Yesterday I finished reading Loss and Gain by Henry Newman, and as I write this, I have just finished Prince Caspian. Don’t get me wrong, I don’t just read books, but Lewis’ book is an afternoon read. In fact, it is a children’s book. After all the theological dose in Loss and Gain, I needed something light.
But I am more or less in the same frame of mind as after I finished Loss and Gain. Time seems to stand still. After reading the last page, I find myself thrown rudely into reality. (This happens to me after every book I read). My head kind of throbs. I need time to take in the fact that now I am in the real world and that the book characters and all that happened is imaginary. It is almost the same kind of feeling as the end of a movie, seeing the credits with nice music, and then bang!, someone switches on the lights and you stare at the blue screen in shock and disbelief.

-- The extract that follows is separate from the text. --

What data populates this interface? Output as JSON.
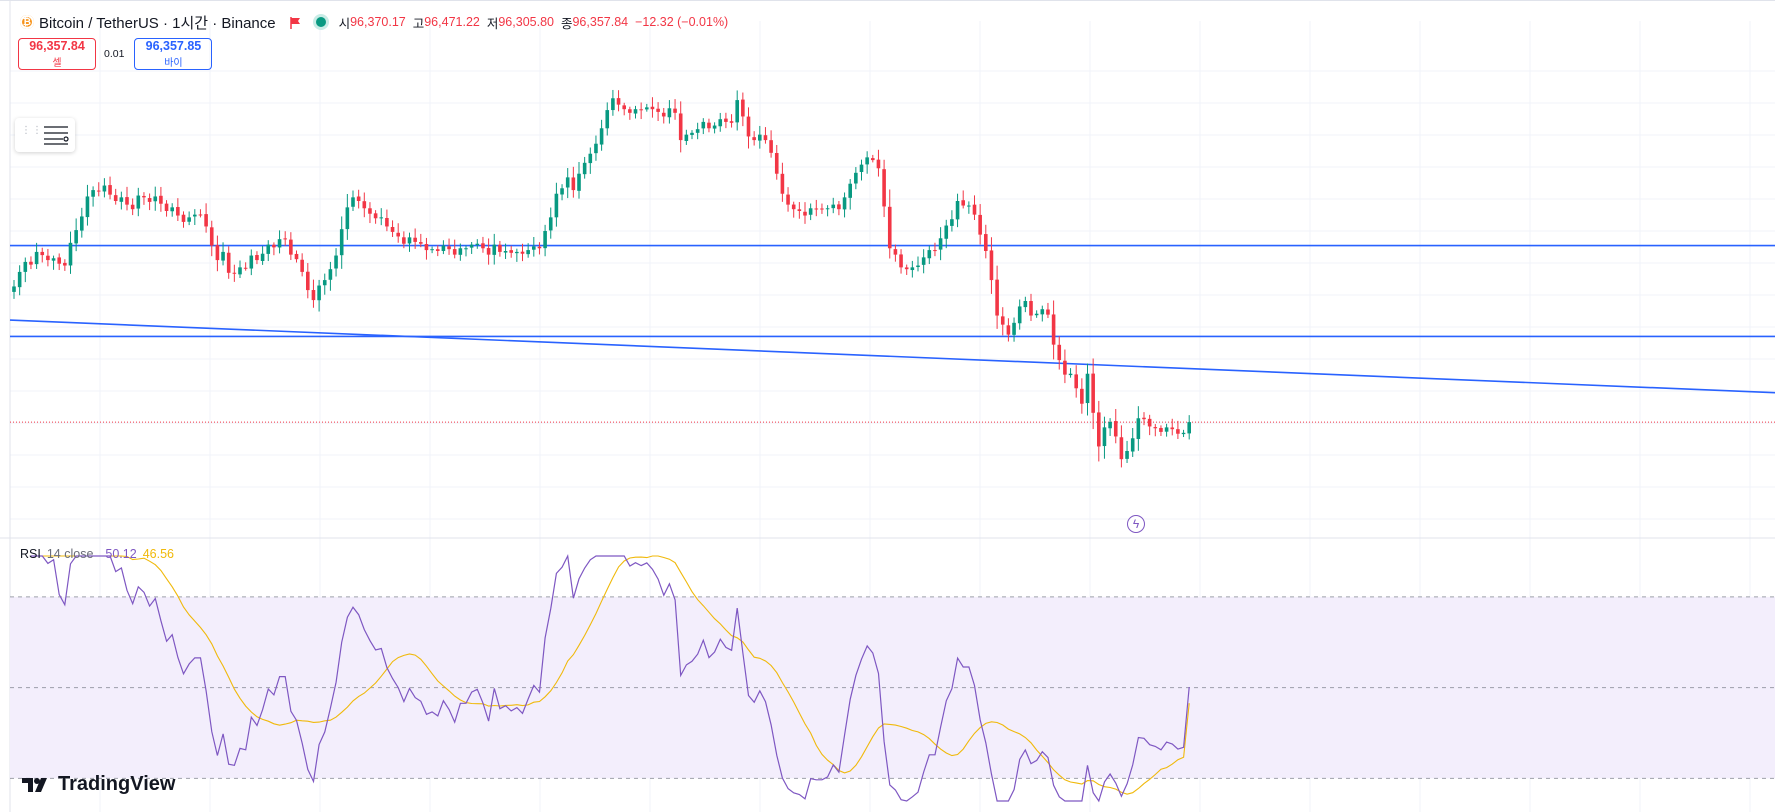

What to do? Go on with life? Get another book to immerse oneself in? Wouldn’t it be nice if there was no TIME? I mean, we could enjoy a good book forever? It sounds like a joke, I know. But I don’t know what to do about my throbbing head.
Anyone got ideas?
I know that feeling very well, it’s so sad to have to leave characters behind when you’ve been so immersed in their lives 😦 I like to take a few moments rather than just jump straight into another book or my real life otherwise I fele a little bit like I’m cheating on them…
Yeah, it sure does help to take a few minutes. There are some books that demand a lot of thought and have a big impact on the reader; Loss and Gain is one of them.